Secteur particulièrement frappé : le tourisme, 12,5% du PIB de la région, 15% de celui de Barcelone. Pour qui connaît la ville l’été, elle apparaît méconnaissable. Ainsi, sur la célèbre Rambla, Farul, employé d’un restaurant de fast food, se désespère devant sa vitrine trop pleine de sandwiches et sa terrasse trop vide. "On a rouvert il y a une semaine mais il n’y a pas un client", se lamente-t-il. Non loin, Calle de Los Jovellanos, Chyam Mariani en enrage dans son magasin de souvenirs. "Depuis ce matin, je n’ai fait que 8 euros de vente. En temps normal, c’est 1.500 par jour. Encore un mois comme ça, et je ferme boutique."
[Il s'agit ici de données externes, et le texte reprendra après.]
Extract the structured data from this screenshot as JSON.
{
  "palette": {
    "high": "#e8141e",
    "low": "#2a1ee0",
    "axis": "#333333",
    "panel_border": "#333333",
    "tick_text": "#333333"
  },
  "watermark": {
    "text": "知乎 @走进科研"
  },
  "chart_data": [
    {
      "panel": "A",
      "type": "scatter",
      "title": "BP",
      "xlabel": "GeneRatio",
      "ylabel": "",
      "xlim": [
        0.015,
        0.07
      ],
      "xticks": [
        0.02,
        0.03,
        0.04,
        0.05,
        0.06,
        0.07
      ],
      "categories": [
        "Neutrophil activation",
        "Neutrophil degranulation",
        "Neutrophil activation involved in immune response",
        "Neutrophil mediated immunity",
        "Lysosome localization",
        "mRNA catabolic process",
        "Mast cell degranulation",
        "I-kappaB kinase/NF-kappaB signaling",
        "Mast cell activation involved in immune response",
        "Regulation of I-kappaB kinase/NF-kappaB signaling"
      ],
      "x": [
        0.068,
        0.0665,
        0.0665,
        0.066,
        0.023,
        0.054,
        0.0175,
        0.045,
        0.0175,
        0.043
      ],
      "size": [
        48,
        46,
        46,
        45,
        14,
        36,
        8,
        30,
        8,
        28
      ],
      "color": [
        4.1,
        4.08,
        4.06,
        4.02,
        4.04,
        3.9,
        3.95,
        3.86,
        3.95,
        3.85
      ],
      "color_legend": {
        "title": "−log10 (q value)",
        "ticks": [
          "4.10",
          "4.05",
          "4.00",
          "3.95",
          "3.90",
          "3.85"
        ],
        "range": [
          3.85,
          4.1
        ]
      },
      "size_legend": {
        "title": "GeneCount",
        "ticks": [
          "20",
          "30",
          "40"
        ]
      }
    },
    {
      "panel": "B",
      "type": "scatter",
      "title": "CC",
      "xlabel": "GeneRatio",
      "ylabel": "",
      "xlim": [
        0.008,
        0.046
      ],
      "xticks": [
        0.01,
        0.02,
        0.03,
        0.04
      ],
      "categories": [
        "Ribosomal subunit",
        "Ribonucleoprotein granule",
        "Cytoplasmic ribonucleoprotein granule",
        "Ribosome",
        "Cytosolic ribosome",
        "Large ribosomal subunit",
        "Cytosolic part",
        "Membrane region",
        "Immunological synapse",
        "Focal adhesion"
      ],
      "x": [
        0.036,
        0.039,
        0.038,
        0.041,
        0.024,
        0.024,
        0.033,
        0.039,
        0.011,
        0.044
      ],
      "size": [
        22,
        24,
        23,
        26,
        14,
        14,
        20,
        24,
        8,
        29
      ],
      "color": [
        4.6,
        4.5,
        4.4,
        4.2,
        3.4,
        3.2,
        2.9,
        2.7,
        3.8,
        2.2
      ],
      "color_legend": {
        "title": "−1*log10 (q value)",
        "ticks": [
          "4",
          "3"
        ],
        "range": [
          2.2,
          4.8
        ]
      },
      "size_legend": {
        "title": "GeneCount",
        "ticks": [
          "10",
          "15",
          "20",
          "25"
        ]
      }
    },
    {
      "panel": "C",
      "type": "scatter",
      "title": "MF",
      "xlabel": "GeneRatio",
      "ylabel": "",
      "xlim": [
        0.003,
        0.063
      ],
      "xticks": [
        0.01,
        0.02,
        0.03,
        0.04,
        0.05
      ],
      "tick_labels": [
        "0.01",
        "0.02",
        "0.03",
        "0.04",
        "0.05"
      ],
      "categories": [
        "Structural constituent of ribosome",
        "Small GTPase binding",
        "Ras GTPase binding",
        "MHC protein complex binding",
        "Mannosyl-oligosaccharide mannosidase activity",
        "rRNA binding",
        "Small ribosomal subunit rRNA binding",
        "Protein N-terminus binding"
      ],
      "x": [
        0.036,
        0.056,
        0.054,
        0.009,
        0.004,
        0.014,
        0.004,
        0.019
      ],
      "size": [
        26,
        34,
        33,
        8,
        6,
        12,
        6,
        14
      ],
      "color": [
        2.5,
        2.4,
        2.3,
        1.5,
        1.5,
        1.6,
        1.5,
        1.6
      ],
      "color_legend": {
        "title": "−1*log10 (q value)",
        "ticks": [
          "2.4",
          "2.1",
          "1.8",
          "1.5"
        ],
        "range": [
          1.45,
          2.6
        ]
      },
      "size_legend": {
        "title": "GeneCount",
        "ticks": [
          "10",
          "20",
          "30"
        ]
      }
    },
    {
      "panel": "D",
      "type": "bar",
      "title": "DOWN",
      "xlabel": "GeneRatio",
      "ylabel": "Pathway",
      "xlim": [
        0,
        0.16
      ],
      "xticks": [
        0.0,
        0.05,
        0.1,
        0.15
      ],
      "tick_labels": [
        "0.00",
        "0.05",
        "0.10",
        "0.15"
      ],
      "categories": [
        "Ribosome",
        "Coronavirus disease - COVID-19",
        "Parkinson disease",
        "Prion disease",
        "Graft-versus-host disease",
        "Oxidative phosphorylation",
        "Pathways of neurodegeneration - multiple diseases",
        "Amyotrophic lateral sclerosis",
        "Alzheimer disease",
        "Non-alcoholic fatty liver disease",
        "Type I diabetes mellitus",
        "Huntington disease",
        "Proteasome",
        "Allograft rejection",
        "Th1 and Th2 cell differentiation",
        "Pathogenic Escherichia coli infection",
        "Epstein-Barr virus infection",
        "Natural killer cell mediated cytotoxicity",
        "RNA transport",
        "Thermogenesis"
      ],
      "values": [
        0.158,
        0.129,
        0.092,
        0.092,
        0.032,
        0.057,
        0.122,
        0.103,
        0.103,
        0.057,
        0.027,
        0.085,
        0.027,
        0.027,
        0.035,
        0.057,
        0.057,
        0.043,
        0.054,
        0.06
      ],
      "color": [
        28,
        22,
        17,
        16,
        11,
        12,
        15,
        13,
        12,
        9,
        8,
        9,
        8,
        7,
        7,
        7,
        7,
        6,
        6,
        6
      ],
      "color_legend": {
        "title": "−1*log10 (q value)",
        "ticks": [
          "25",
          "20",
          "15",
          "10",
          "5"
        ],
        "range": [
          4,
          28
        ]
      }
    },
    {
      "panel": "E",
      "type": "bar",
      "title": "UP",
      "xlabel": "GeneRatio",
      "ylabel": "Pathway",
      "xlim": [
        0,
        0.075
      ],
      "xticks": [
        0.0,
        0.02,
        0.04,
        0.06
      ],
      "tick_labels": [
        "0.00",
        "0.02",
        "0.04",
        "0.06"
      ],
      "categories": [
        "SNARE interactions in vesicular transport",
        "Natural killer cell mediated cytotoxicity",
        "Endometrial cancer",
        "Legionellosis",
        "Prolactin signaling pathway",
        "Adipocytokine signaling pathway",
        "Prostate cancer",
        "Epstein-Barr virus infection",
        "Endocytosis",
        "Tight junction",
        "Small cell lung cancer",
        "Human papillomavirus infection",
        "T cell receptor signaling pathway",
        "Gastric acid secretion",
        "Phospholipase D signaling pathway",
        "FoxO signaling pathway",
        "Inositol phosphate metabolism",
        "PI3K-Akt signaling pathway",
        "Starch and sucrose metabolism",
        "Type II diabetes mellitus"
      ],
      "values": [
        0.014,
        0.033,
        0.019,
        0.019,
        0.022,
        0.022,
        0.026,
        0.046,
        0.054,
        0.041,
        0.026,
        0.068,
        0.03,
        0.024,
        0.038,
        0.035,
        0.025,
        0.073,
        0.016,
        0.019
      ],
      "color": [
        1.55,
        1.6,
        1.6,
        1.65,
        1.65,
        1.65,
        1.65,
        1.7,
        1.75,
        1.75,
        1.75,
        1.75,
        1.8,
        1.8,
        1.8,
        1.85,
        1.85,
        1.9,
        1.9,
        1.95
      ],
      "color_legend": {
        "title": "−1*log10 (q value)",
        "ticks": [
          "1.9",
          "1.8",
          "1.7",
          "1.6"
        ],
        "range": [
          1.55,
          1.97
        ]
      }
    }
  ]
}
Même désoeuvrement du côté des hôtels. "Entre le 1er et le 15 juillet, cela frémissait un peu, nous étions à 15-20% d’occupation. explique Jordi Mestre, président du syndicat hôtelier de Barcelone. Mais depuis la semaine dernière et les annonces de la Generalitat, toutes les réservations ou presque ont été annulées. On peut dire que la saison 2020 est morte." Les recommandations du Premier ministre français ne vont certainement pas arranger les choses : l’année dernière, 4 millions de visiteurs hexagonaux avaient dépensé plus de deux milliards d’euros en Catalogne.
Barcelone traverse l’été dans une langueur inquiète
Commerçants et professionnels du secteur comptent donc plus que jamais sur l’appui des gouvernements régional et national ainsi que sur le plan d’aides européen. La municipalité a de son côté déjà rectifié son budget pour dégager 300 millions d’euros d’aides. "Mais pour tenir, il ne faut pas de deuxième vague sinon on court à la catastrophe", prévient Laia Bonet.
Sur ce point, le virologue Julià Blanco n’est pas vraiment inquiet. "Je ne crois pas à cette deuxième vague mais plutôt avoir une série de vaguelettes comme celle que nous vivons actuellement." Les frères Saez sont moins confiants. "Dimanche dernier, à deux rues d’ici, il y a encore eu une grosse fête dans un appartement", soupire Eric. Pour mesurer les effets des restrictions imposées par la région, il faudra de toute façon attendre au moins fin juillet, début août. "Si d’aventure les chiffres ne redescendent pas, nous avons sur la table un plan avec de nouvelle restrictions", avance Javier Llebaria.
En attendant, Barcelone traverse l’été dans cette langueur inquiète. Retrouvera-t-elle un jour son énergie légendaire? A voir le spectacle qui se jouait vendredi soir au Camp Nou, elle semble ne pas l’avoir tout à fait quitté. Le mythique stade du Barça accueillait l’un des concerts du Festival la Cruilla. Covid oblige, l’événement s’étale cette année non pas sur trois jours mais sur un mois et investit des lieux assez grands pour permettre la distanciation sociale.
"Il n’y a que comme cela, en respectant les mesures de sécurité et en se réinventant que la culture pourra survivre, martèle le directeur du festival, Jordi Herreruela. Et puis ce concert dans un lieu aussi immense, c’est aussi donner un message d’espoir, affirmer qu’on est encore en vie." 800 privilégiés ont ainsi pu danser sur la musique du groupe de flamenco électro, Fuel Fandango. Et croire peut-être, le temps d’une soirée, aux paroles de Primavera, l’un de leurs titres, dont le refrain dit ceci : "Quand tu n’as rien à perdre/Tu mènes une vie que tu n’as pas choisie/La peur s’évanouit à jamais, à jamais, à jamais."